Student loan rates for bad credit student loan’s and traditional college loans from private lenders may offer options for student borrowing as both federal and private sources can not only meet the needs of bad credit student borrowers but traditional borrowers as well. The cost of tuition, fees, and books has become quite expensive at many colleges across the nation as there have been reports stating that public college tuition is on the rise, and obviously, private college tuition has remained as expensive as ever.
Yet, students who are in need of student loans often are unsure of how to go about borrowing, the amount they should borrow, or whether federal or private borrowing is in their best interest. While there are both private and federal student loan options available, students who may have a bad credit score, as an example, may want to stick with federal student loans, while other traditional students do have options when it comes to borrowing for college.
Federal student loan interest rates in 2011 are still quite affordable as it’s been reported that subsidized Federal Stafford Loans are around 4.5% while unsubsidized rates have held around 6.8%. Understandably, federal student loans have been quite popular as many students fill out a FAFSA form each year and can not only gain opportunities to acquire scholarships and grants, but are offered student loans in many cases where they may not qualify for enough free funding to meet all of their college expenses.

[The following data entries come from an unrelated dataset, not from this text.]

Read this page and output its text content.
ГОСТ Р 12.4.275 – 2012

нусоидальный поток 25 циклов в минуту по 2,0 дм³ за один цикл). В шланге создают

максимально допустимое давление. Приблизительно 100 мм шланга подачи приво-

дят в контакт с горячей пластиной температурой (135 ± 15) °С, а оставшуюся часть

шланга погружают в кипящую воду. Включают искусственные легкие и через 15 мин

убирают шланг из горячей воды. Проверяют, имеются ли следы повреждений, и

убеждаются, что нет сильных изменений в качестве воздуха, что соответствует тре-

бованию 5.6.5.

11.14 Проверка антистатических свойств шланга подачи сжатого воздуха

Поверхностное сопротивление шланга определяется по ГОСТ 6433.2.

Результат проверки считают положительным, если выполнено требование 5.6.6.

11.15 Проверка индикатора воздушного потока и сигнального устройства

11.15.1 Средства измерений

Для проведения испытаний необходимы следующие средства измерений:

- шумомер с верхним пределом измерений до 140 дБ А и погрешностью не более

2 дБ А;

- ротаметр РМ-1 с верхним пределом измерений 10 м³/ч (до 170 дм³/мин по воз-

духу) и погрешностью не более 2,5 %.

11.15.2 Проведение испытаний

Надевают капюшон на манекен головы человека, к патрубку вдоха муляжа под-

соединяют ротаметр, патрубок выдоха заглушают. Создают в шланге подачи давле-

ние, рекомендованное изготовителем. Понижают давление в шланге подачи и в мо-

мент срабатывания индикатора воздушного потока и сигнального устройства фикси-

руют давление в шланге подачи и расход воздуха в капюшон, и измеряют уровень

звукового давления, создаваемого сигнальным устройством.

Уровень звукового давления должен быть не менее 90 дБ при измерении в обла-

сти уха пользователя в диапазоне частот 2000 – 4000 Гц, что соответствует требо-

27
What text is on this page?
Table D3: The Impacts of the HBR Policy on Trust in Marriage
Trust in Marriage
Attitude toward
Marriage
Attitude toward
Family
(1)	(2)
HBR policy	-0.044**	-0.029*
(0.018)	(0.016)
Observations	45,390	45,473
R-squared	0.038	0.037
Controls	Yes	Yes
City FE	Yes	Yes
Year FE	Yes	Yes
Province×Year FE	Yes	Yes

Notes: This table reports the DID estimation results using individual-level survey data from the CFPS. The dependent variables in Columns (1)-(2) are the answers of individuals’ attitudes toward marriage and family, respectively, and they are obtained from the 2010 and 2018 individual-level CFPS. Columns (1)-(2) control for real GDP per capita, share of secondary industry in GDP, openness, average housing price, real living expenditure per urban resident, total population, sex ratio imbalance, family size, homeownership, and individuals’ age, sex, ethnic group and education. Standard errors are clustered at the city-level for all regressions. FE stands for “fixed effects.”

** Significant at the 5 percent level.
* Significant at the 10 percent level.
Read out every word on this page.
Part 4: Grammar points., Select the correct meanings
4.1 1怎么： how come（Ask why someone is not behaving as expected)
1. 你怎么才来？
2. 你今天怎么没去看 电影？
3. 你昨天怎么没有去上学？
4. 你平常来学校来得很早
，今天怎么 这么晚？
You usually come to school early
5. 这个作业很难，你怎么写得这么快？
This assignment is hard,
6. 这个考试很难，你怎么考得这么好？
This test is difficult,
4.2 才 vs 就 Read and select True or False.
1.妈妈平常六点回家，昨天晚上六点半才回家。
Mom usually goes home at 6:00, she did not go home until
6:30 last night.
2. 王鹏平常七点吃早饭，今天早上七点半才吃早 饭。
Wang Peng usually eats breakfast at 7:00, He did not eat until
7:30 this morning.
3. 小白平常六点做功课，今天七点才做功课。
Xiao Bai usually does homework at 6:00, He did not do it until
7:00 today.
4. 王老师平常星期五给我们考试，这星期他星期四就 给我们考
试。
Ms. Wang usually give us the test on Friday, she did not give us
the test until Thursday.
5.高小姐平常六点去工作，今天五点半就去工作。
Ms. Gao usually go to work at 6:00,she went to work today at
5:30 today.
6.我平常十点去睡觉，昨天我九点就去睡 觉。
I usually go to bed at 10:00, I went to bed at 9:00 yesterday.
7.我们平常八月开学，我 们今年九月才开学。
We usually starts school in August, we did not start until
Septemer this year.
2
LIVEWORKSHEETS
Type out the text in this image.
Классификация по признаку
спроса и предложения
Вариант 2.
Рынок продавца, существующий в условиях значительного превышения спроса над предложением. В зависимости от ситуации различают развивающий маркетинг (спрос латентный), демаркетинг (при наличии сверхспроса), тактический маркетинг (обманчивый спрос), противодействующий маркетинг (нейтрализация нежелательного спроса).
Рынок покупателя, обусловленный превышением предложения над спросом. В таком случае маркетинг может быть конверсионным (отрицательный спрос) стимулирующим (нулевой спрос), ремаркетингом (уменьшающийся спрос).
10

Again, students who have a bad credit score who may be returning to college later in life or simply starting after they have done damage to their credit, many have options to borrow through federal loans and private loans both, but federal student loans typically do not look at one’s credit history or score when calculating interest. Private student loans are available for bad credit borrowers, but depending upon one’s credit score, a higher interest rate or a cosigner may be required.
However, for traditional students both of these avenues may be an option and, when it comes to choosing the best student loan for a particular student’s situation, research will obviously be necessary as a student’s financial position, credit history, or even opportunities for parental loans from private lenders may offer affordable interest rates that are comparable to federal student loans. Again, both private and federal student loans have been helpful for numerous individuals when it comes to meeting college costs, but exploring these student loan borrowing opportunities will be vital before a borrower will find their best option concerning their situation and financial need.
Yet, financial aid counselors also stress the point that students who are looking for borrowing opportunities should first explore resources from federal, state, local, and private scholarship and grant assistance as these types of assistance will not leave a student with debt after graduation and, in some cases, can meet all of one’s financial need. Also, students who acquire some scholarship or grant assistance could also benefit themselves as this could lower the amount of student loans they must borrow to meet all of their financial needs in school.